Das Ziel des Refactorings sind semantikerhaltende Transformationen eines bereits existenten Programms. Refactoring dient nicht zur Erweiterung der Funktionalität, sondern zur Verbesserung der Qualität des Entwurfs unter Beibehaltung der Funktionalität. Es ergänzt damit die normale Programmiertätigkeit.

Refactoring und die Weiterentwicklung von Funktionalität sind sich ergänzende Tätigkeiten, die sich im Entwicklungsprozess in schneller Folge abwechseln können. Der Verlauf eines Projekts kann damit wie in Abbildung 2.5 skizziert werden. Allerdings existiert für die „Qualität des Designs“ kein objektives Messkriterium. Erste Ansätze dafür messen zum Beispiel die Konformität zu Codierungsstandards, sind aber für eine Evaluation der Qualität von Architektur und Implementierung in Bezug auf Wartbarkeit und Testbarkeit unzureichend.


Abbildung 2.5: Refactoring und Weiterentwicklung ergänzen sich

Zur Sicherung der Korrektheit semantikerhaltender Transformationen werden keine Verifikationstechniken eingesetzt, sondern die vorhandene Testsammlung genutzt. Unter der Annahme der Existenz einer qualitativ hochwertigen Testsammlung ist die Wahrscheinlichkeit hoch, dass fehlerhafte, also das Verhalten des Systems verändernde Modifikationen erkannt werden. Durch Refactoring werden oft interne Signaturen eines Teilsystems modifiziert, wenn zum Beispiel eine Methode einen zusätzlichen Parameter erhält. Deshalb müssen bestimmte Tests gemeinsam mit dem Code angepasst werden. In [Pip02] wird sogar vorgeschlagen, im Sinne des Test-First-Ansatzes zunächst die Tests und dann erst den Code einer Refaktorisierung zu unterziehen.

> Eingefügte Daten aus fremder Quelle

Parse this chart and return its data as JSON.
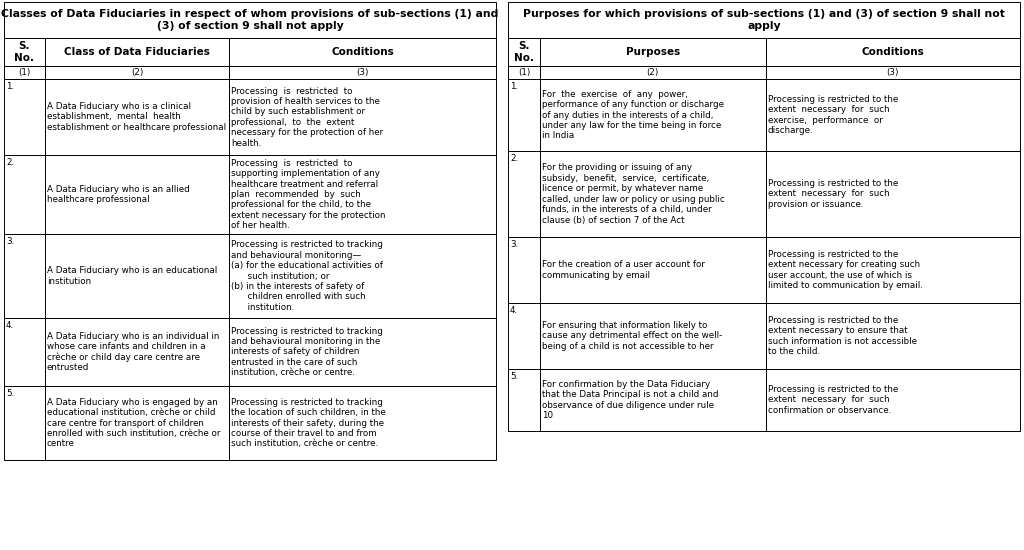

Refactoring-Techniken zielen auf verschiedene Ebenen des Systems. Manche Refactoring-Regeln wirken im Kleinen, andere sind für Modifikation einer Systemarchitektur geeignet. Durch die Möglichkeit, eine bereits im Code realisierte Systemarchitektur zu verbessern, verliert die Notwendigkeit a priori eine korrekte und stabile Systemarchitektur zu definieren an Brisanz. Natürlich sind Modifikationen an der Systemarchitektur kostenintensiv. In XP wird jedoch angenommen, dass die Wartung ungenutzter Systemfunktionalität auf Dauer kostenintensiver ist. Entsprechend dem Prinzip der Einfachheit wird es im XP-Ansatz bevorzugt, die Systemarchitektur einfach zu halten und nur bei Bedarf durch geeignete Refactoring-Schritte zu modifizieren oder zu erweitern.

Während die Definition von Refactoring-Techniken für Java auf Basis von [Fow99] bereits stark im Ausbau ist, existieren nur wenig ähnliche Techniken für UML-Diagramme [SPTJ01].